Das EFVV (europäisches Forum für Impfüberwachung) ist eine Koalition von Gruppen und Leute in Europa die das Publikum, die Politiker und die Presse informieren wollen über die Nebenwirkungen von Impfungen.

Die Gruppen die bisher mitarbeiteten sind:

  • Liga para la Libertad de Vacunación (Spanien)
  • Association Liberté Information Santé (Frankreich)
  • The Informed Parent (Grossbritannien)
  • The Society of Homeopaths (Grossbritannien)
  • The Alliance of Registered Homeopaths (Grossbritannien)
  • Nederlandse Vereniging Kritisch Prikken (Niederlande)
  • Stichting Vaccinatieschade (Niederlande)
  • Groupe Médical de Réflexion sur les Vaccins (Schweiz)
  • COMILVA (Italien)
  • Associazione Vittime dei Vaccini (Italien)
  • Preventie Vaccinatieschade vzw (Belgien)
  • AEGIS (Luxemburg)
  • LiSa (Deutschland)

 

Wir heißen andere Gruppen die mitarbeiten möchten herzlich willkommen !

 

Das EFVV möchte

  • Informationen verbreiten über die Nebenwirkungen von Impfungen und dessen Folgen auf finanzielle, soziale und seelische Ebene;
  • eine freie Impfwahl in alle Europäische Länder ermutigen;
  • ein Diskussionsforum sein für Europäische Gruppen und den Austausch von Informationen erleichtern;
  • gemeinsame politische Standpunkte ermöglichen;
  • gemeinsame Aktionen vorbereiten.

 

PRESSEKONFERENZ

Zwischen 1999 und 2004 hat das EFVV in mehrere Europäische Ländern einen uniformen Fragebogen verbreitet, und hat die Ergebnisse davon und die darausfolgende Vorschläge am Europäischem Parlement und die internationale Presse vorgelegt. Dieses hat statt gefunden am 21 November 2005 in Brussel.

 

Im Jahr 1998 fand während der Messe ?BIOCULTURA" in Barcelona eine Begegnung zwischen Mitgliedern der spanischen ?Liga para la Libertád de Vacunaciones" und der französischen Gesellschaft ALIS statt. Die Katalanische Gruppe ?Grup medic de reflexió sobre les vacunes" die aus Ärzten besteht, hatte einige Jahre zuvor schon begonnen, über die Impfpraxis nachzudenken und Daten über Nebenwirkungen von Impfungen zu sammeln.
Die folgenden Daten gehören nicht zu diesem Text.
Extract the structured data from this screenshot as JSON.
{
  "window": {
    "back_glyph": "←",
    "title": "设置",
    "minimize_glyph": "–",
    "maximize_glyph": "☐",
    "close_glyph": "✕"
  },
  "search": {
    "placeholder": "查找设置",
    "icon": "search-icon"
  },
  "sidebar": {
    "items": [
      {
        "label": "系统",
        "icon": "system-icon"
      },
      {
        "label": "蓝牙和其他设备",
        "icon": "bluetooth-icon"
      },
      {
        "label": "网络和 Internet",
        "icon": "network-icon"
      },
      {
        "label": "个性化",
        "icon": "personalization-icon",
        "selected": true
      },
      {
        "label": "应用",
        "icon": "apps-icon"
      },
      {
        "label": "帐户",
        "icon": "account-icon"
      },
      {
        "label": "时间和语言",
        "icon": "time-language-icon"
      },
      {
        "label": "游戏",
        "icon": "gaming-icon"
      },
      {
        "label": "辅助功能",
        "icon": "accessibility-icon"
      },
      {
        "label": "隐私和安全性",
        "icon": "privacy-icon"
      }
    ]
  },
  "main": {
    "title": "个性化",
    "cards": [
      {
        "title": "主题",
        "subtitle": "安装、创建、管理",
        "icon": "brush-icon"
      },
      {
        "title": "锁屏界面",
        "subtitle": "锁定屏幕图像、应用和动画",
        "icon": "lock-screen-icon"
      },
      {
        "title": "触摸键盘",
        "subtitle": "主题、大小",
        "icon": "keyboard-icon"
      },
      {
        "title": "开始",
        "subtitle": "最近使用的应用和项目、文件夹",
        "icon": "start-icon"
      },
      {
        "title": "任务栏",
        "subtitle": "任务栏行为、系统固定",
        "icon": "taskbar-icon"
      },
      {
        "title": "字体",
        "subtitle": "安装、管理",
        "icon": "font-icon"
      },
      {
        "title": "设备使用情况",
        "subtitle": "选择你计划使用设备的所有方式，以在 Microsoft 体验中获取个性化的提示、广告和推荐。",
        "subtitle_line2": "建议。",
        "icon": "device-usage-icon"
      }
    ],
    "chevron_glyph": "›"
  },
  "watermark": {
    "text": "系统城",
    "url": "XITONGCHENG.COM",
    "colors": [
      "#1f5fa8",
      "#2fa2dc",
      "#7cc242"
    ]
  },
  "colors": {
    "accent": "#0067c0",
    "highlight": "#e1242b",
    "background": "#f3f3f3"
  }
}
Das war eine Arbeit, die ausgebaut werden mußte und so haben wir beschlossen, unsere Kräfte zu bündeln und unsere Beobachtungen zu sammeln.

Es entstand zuerst eine französisch-spanische ?Allianz". Die Kontakte wurden intensiver und diese Allianz wurde um alle Länder, mit denen wir in Beziehung standen, sei es mit Gruppen, sei es mit Einzelpersonen, die in die gleiche Richtung arbeiteten, erweitert.

Ein Versammlungsort wurde gewählt und die Struktur einer europäischen Gruppe, die sich über Impfungen Gedanken machen würde, auf die Beine gestellt. Seit 1999 trifft sich die Gruppe jedes Jahr im Juli in Yenne (bei Chambéry, Frankreich), um an diesem Projekt zu arbeiten. Der erste Arbeitstitel war ?Strasbourg 2004". Später wurde daraus: ?EFVV" oder ?European Forum for Vaccine Vigilance".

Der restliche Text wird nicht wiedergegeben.